North Las Vegas Police conducting paperwork checks
Thursday, Aug. 27, 1998 | 11:24 a.m.
Police checkpoints have been set up at various sites once each week to check for uninsured motorists and those driving without licenses.
Despite objections from the American Civil Liberties Union, police say the project is paying off.
A total of 400 vehicles were stopped Wednesday afternoon and police issued 41 citations. Half of the citations were for insurance violations, police said. A total of 780 citizen contacts were made Aug. 13 and Aug. 19, and 190 citations were issued, more than half for insurance violations.
The checkpoints will be set up at different locations around the city each week to detect insurance, registration and license violations.

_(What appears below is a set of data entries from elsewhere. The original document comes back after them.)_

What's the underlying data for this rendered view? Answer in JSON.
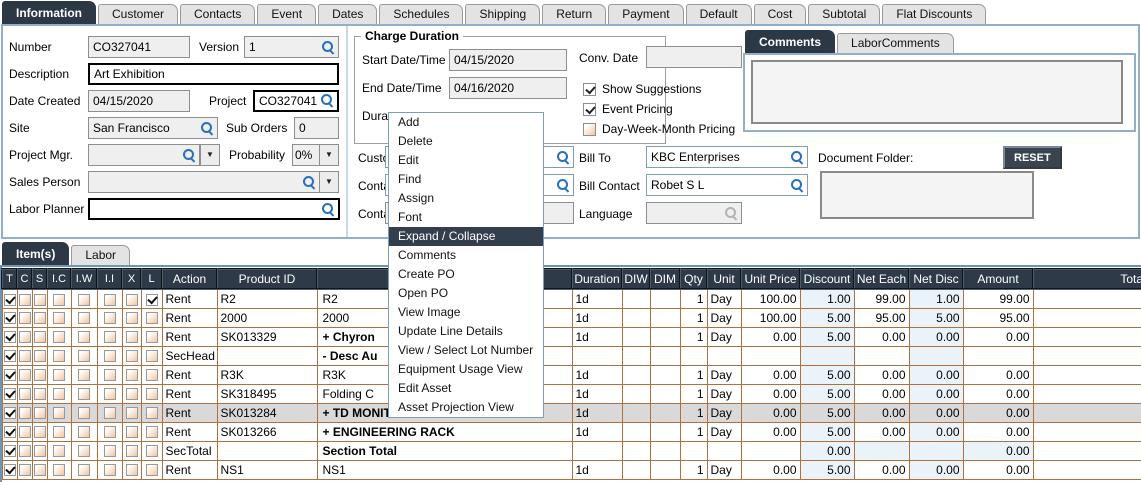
{
  "colors": {
    "accent_dark": "#2c3845",
    "table_border": "#b0703d",
    "highlight_row": "#d9d9d9",
    "magnifier_blue": "#2a6fbd",
    "pale_blue": "#eaf3f9"
  },
  "tabs": {
    "labels": [
      "Information",
      "Customer",
      "Contacts",
      "Event",
      "Dates",
      "Schedules",
      "Shipping",
      "Return",
      "Payment",
      "Default",
      "Cost",
      "Subtotal",
      "Flat Discounts"
    ],
    "active": "Information"
  },
  "form": {
    "fields": {
      "number": {
        "label": "Number",
        "value": "CO327041"
      },
      "version": {
        "label": "Version",
        "value": "1"
      },
      "description": {
        "label": "Description",
        "value": "Art Exhibition"
      },
      "date_created": {
        "label": "Date Created",
        "value": "04/15/2020"
      },
      "project": {
        "label": "Project",
        "value": "CO327041"
      },
      "site": {
        "label": "Site",
        "value": "San Francisco"
      },
      "sub_orders": {
        "label": "Sub Orders",
        "value": "0"
      },
      "project_mgr": {
        "label": "Project Mgr.",
        "value": ""
      },
      "probability": {
        "label": "Probability",
        "value": "0%"
      },
      "sales_person": {
        "label": "Sales Person",
        "value": ""
      },
      "labor_planner": {
        "label": "Labor Planner",
        "value": ""
      }
    }
  },
  "charge_duration": {
    "title": "Charge Duration",
    "start_label": "Start Date/Time",
    "start_value": "04/15/2020",
    "end_label": "End Date/Time",
    "end_value": "04/16/2020",
    "duration_label_partial": "Dura"
  },
  "hidden_fields": {
    "customer_label_partial": "Custo",
    "contact1_label_partial": "Conta",
    "contact2_label_partial": "Conta"
  },
  "right_form": {
    "conv_date_label": "Conv. Date",
    "conv_date_value": "",
    "checkboxes": [
      {
        "label": "Show Suggestions",
        "checked": true
      },
      {
        "label": "Event Pricing",
        "checked": true
      },
      {
        "label": "Day-Week-Month Pricing",
        "checked": false
      }
    ],
    "bill_to_label": "Bill To",
    "bill_to_value": "KBC Enterprises",
    "bill_contact_label": "Bill Contact",
    "bill_contact_value": "Robet S L",
    "language_label": "Language",
    "language_value": ""
  },
  "comments_panel": {
    "tab_labels": [
      "Comments",
      "LaborComments"
    ],
    "active": "Comments",
    "text": ""
  },
  "document_folder": {
    "label": "Document Folder:",
    "reset_label": "RESET",
    "value": ""
  },
  "context_menu": {
    "items": [
      "Add",
      "Delete",
      "Edit",
      "Find",
      "Assign",
      "Font",
      "Expand / Collapse",
      "Comments",
      "Create PO",
      "Open PO",
      "View Image",
      "Update Line Details",
      "View / Select Lot Number",
      "Equipment Usage View",
      "Edit Asset",
      "Asset Projection View"
    ],
    "highlighted": "Expand / Collapse"
  },
  "items_tabs": {
    "labels": [
      "Item(s)",
      "Labor"
    ],
    "active": "Item(s)"
  },
  "table": {
    "checkbox_columns": [
      "T",
      "C",
      "S",
      "I.C",
      "I.W",
      "I.I",
      "X",
      "L"
    ],
    "columns": [
      "Action",
      "Product ID",
      "",
      "Duration",
      "DIW",
      "DIM",
      "Qty",
      "Unit",
      "Unit Price",
      "Discount",
      "Net Each",
      "Net Disc",
      "Amount",
      "Total"
    ],
    "rows": [
      {
        "checks": [
          true,
          false,
          false,
          false,
          false,
          false,
          false,
          true
        ],
        "action": "Rent",
        "product_id": "R2",
        "description": "R2",
        "desc_bold": false,
        "duration": "1d",
        "diw": "",
        "dim": "",
        "qty": "1",
        "unit": "Day",
        "unit_price": "100.00",
        "discount": "1.00",
        "net_each": "99.00",
        "net_disc": "1.00",
        "amount": "99.00",
        "total": "",
        "highlighted": false
      },
      {
        "checks": [
          true,
          false,
          false,
          false,
          false,
          false,
          false,
          false
        ],
        "action": "Rent",
        "product_id": "2000",
        "description": "2000",
        "desc_bold": false,
        "duration": "1d",
        "diw": "",
        "dim": "",
        "qty": "1",
        "unit": "Day",
        "unit_price": "100.00",
        "discount": "5.00",
        "net_each": "95.00",
        "net_disc": "5.00",
        "amount": "95.00",
        "total": "",
        "highlighted": false
      },
      {
        "checks": [
          true,
          false,
          false,
          false,
          false,
          false,
          false,
          false
        ],
        "action": "Rent",
        "product_id": "SK013329",
        "description": "+  Chyron",
        "desc_bold": true,
        "duration": "1d",
        "diw": "",
        "dim": "",
        "qty": "1",
        "unit": "Day",
        "unit_price": "0.00",
        "discount": "5.00",
        "net_each": "0.00",
        "net_disc": "0.00",
        "amount": "0.00",
        "total": "",
        "highlighted": false
      },
      {
        "checks": [
          true,
          false,
          false,
          false,
          false,
          false,
          false,
          false
        ],
        "action": "SecHead",
        "product_id": "",
        "description": "-  Desc Au",
        "desc_bold": true,
        "duration": "",
        "diw": "",
        "dim": "",
        "qty": "",
        "unit": "",
        "unit_price": "",
        "discount": "",
        "net_each": "",
        "net_disc": "",
        "amount": "",
        "total": "",
        "highlighted": false
      },
      {
        "checks": [
          true,
          false,
          false,
          false,
          false,
          false,
          false,
          false
        ],
        "action": "Rent",
        "product_id": "R3K",
        "description": "R3K",
        "desc_bold": false,
        "duration": "1d",
        "diw": "",
        "dim": "",
        "qty": "1",
        "unit": "Day",
        "unit_price": "0.00",
        "discount": "5.00",
        "net_each": "0.00",
        "net_disc": "0.00",
        "amount": "0.00",
        "total": "",
        "highlighted": false
      },
      {
        "checks": [
          true,
          false,
          false,
          false,
          false,
          false,
          false,
          false
        ],
        "action": "Rent",
        "product_id": "SK318495",
        "description": "Folding C",
        "desc_bold": false,
        "duration": "1d",
        "diw": "",
        "dim": "",
        "qty": "1",
        "unit": "Day",
        "unit_price": "0.00",
        "discount": "5.00",
        "net_each": "0.00",
        "net_disc": "0.00",
        "amount": "0.00",
        "total": "",
        "highlighted": false
      },
      {
        "checks": [
          true,
          false,
          false,
          false,
          false,
          false,
          false,
          false
        ],
        "action": "Rent",
        "product_id": "SK013284",
        "description": "+  TD MONITOR RACKS",
        "desc_bold": true,
        "duration": "1d",
        "diw": "",
        "dim": "",
        "qty": "1",
        "unit": "Day",
        "unit_price": "0.00",
        "discount": "5.00",
        "net_each": "0.00",
        "net_disc": "0.00",
        "amount": "0.00",
        "total": "",
        "highlighted": true
      },
      {
        "checks": [
          true,
          false,
          false,
          false,
          false,
          false,
          false,
          false
        ],
        "action": "Rent",
        "product_id": "SK013266",
        "description": "+  ENGINEERING RACK",
        "desc_bold": true,
        "duration": "1d",
        "diw": "",
        "dim": "",
        "qty": "1",
        "unit": "Day",
        "unit_price": "0.00",
        "discount": "5.00",
        "net_each": "0.00",
        "net_disc": "0.00",
        "amount": "0.00",
        "total": "",
        "highlighted": false
      },
      {
        "checks": [
          true,
          false,
          false,
          false,
          false,
          false,
          false,
          false
        ],
        "action": "SecTotal",
        "product_id": "",
        "description": "Section Total",
        "desc_bold": true,
        "duration": "",
        "diw": "",
        "dim": "",
        "qty": "",
        "unit": "",
        "unit_price": "",
        "discount": "0.00",
        "net_each": "",
        "net_disc": "",
        "amount": "0.00",
        "total": "",
        "highlighted": false
      },
      {
        "checks": [
          true,
          false,
          false,
          false,
          false,
          false,
          false,
          false
        ],
        "action": "Rent",
        "product_id": "NS1",
        "description": "NS1",
        "desc_bold": false,
        "duration": "1d",
        "diw": "",
        "dim": "",
        "qty": "1",
        "unit": "Day",
        "unit_price": "0.00",
        "discount": "5.00",
        "net_each": "0.00",
        "net_disc": "0.00",
        "amount": "0.00",
        "total": "",
        "highlighted": false
      }
    ]
  }
}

The department insists such methods - known as "administrative roadblocks" address important safety issues and are allowed under Nevada law.
But the Las Vegas Metropolitan Police Department, which serves the city of Las Vegas and unincorporated areas of Clark County, has shunned such enforcement measures.

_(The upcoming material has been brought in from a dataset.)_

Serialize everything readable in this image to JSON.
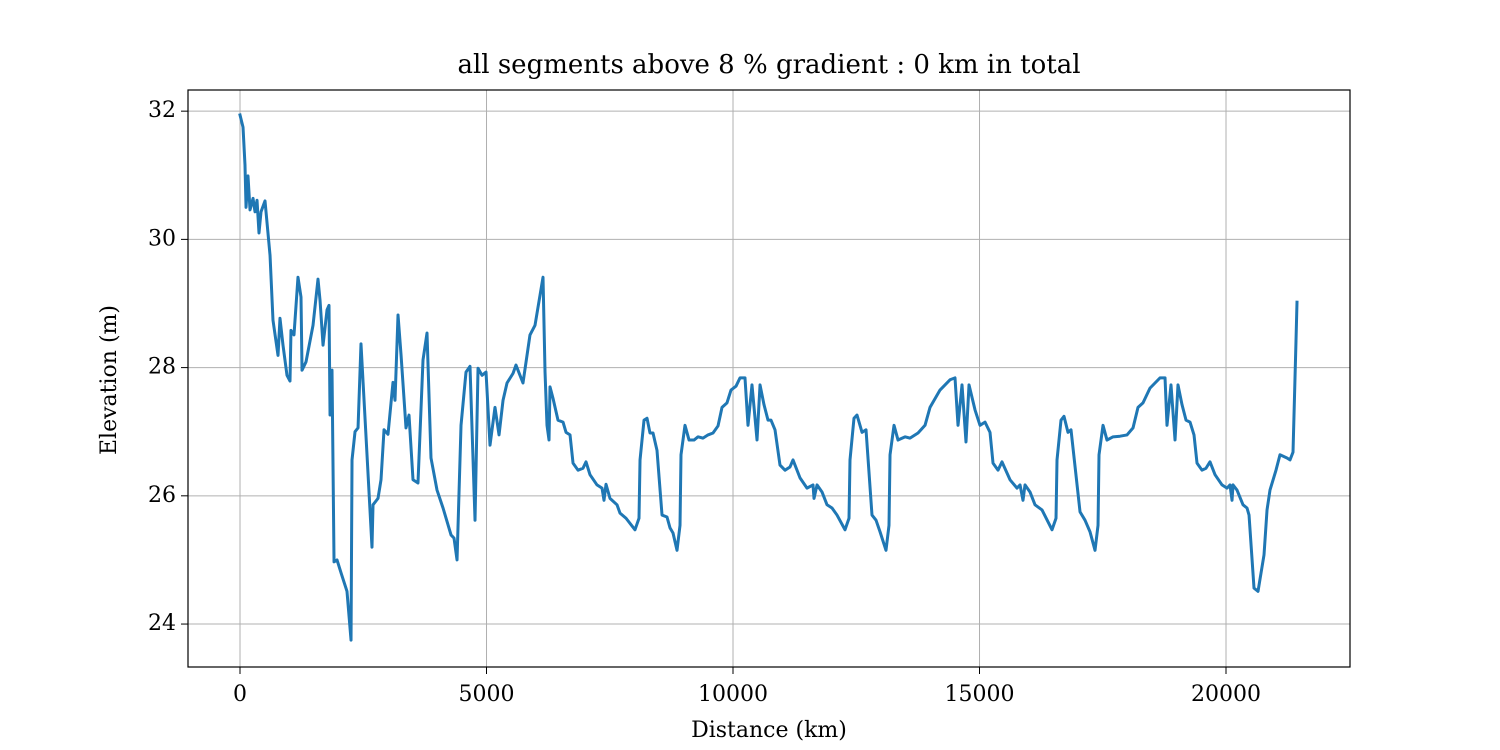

"I would be completely opposed and would not allow anyone in my traffic section to establish a roadblock to check driver's licenses and insurance," said Metro traffic Lt. Joe Greenwood. "I don't believe it's a legal use of an administrative roadblock, though I am not a lawyer."

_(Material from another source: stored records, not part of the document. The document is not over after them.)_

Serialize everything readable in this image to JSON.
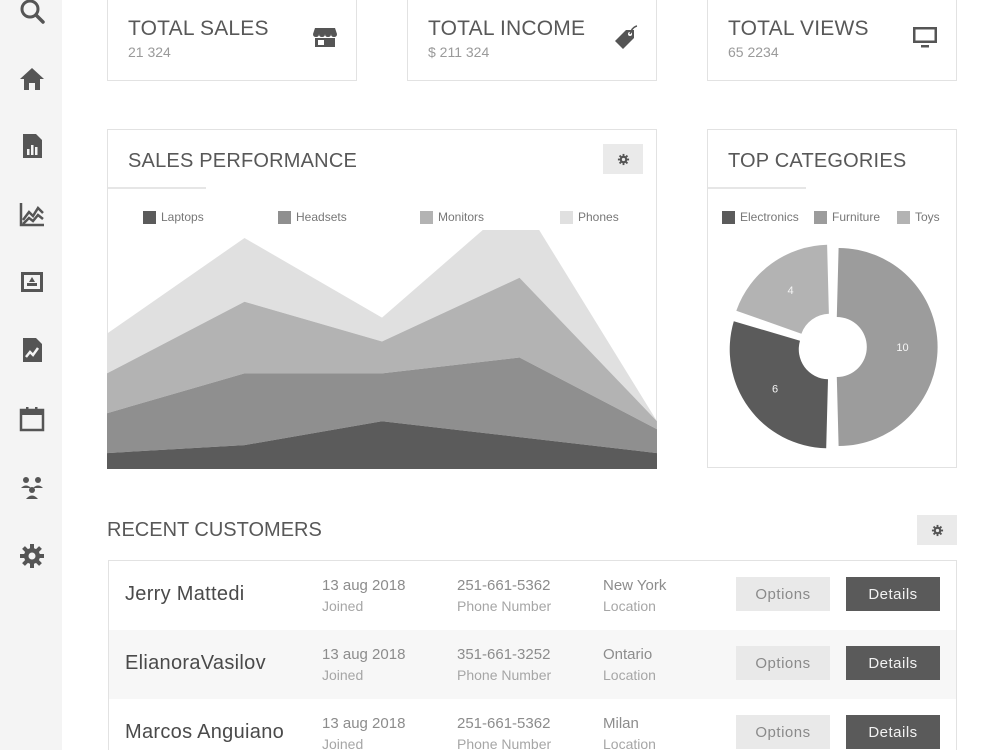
{
  "sidebar": {
    "icons": [
      "search-icon",
      "home-icon",
      "report-icon",
      "line-chart-icon",
      "media-icon",
      "image-icon",
      "calendar-icon",
      "team-icon",
      "gear-icon"
    ]
  },
  "stats": [
    {
      "title": "TOTAL SALES",
      "value": "21 324",
      "icon": "store-icon"
    },
    {
      "title": "TOTAL INCOME",
      "value": "$ 211 324",
      "icon": "tag-icon"
    },
    {
      "title": "TOTAL VIEWS",
      "value": "65 2234",
      "icon": "monitor-icon"
    }
  ],
  "sales_panel": {
    "title": "SALES PERFORMANCE"
  },
  "categories_panel": {
    "title": "TOP CATEGORIES"
  },
  "colors": {
    "dark": "#5b5b5b",
    "mid": "#8f8f8f",
    "light": "#b3b3b3",
    "lightest": "#e0e0e0"
  },
  "chart_data": [
    {
      "type": "area",
      "stacked": true,
      "legend_position": "top",
      "series": [
        {
          "name": "Laptops",
          "values": [
            2,
            3,
            6,
            4,
            2
          ],
          "color": "#5b5b5b"
        },
        {
          "name": "Headsets",
          "values": [
            5,
            9,
            6,
            10,
            3
          ],
          "color": "#8f8f8f"
        },
        {
          "name": "Monitors",
          "values": [
            5,
            9,
            4,
            10,
            1
          ],
          "color": "#b3b3b3"
        },
        {
          "name": "Phones",
          "values": [
            5,
            8,
            3,
            10,
            0
          ],
          "color": "#e0e0e0"
        }
      ]
    },
    {
      "type": "pie",
      "donut": true,
      "legend_position": "top",
      "slices": [
        {
          "name": "Furniture",
          "value": 10,
          "color": "#9c9c9c"
        },
        {
          "name": "Electronics",
          "value": 6,
          "color": "#5b5b5b"
        },
        {
          "name": "Toys",
          "value": 4,
          "color": "#b3b3b3"
        }
      ],
      "legend_order": [
        "Electronics",
        "Furniture",
        "Toys"
      ]
    }
  ],
  "customers": {
    "title": "RECENT CUSTOMERS",
    "options_label": "Options",
    "details_label": "Details",
    "rows": [
      {
        "name": "Jerry Mattedi",
        "date": "13 aug 2018",
        "date_label": "Joined",
        "phone": "251-661-5362",
        "phone_label": "Phone Number",
        "location": "New York",
        "location_label": "Location"
      },
      {
        "name": "ElianoraVasilov",
        "date": "13 aug 2018",
        "date_label": "Joined",
        "phone": "351-661-3252",
        "phone_label": "Phone Number",
        "location": "Ontario",
        "location_label": "Location"
      },
      {
        "name": "Marcos Anguiano",
        "date": "13 aug 2018",
        "date_label": "Joined",
        "phone": "251-661-5362",
        "phone_label": "Phone Number",
        "location": "Milan",
        "location_label": "Location"
      }
    ]
  }
}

Police and other law enforcement agencies often set up drunken driving checkpoints. The U.S. Supreme Court in 1990 ruled that danger posed by drunken drivers outweighed the brief intrusion into a motorist's life in such cases.
Gary Peck, executive director of Nevada's ACLU chapter, said his organization "respectfully disagrees with police officials who believe they can randomly stop people and ask for registrations, insurance papers and other documents simply because they want to."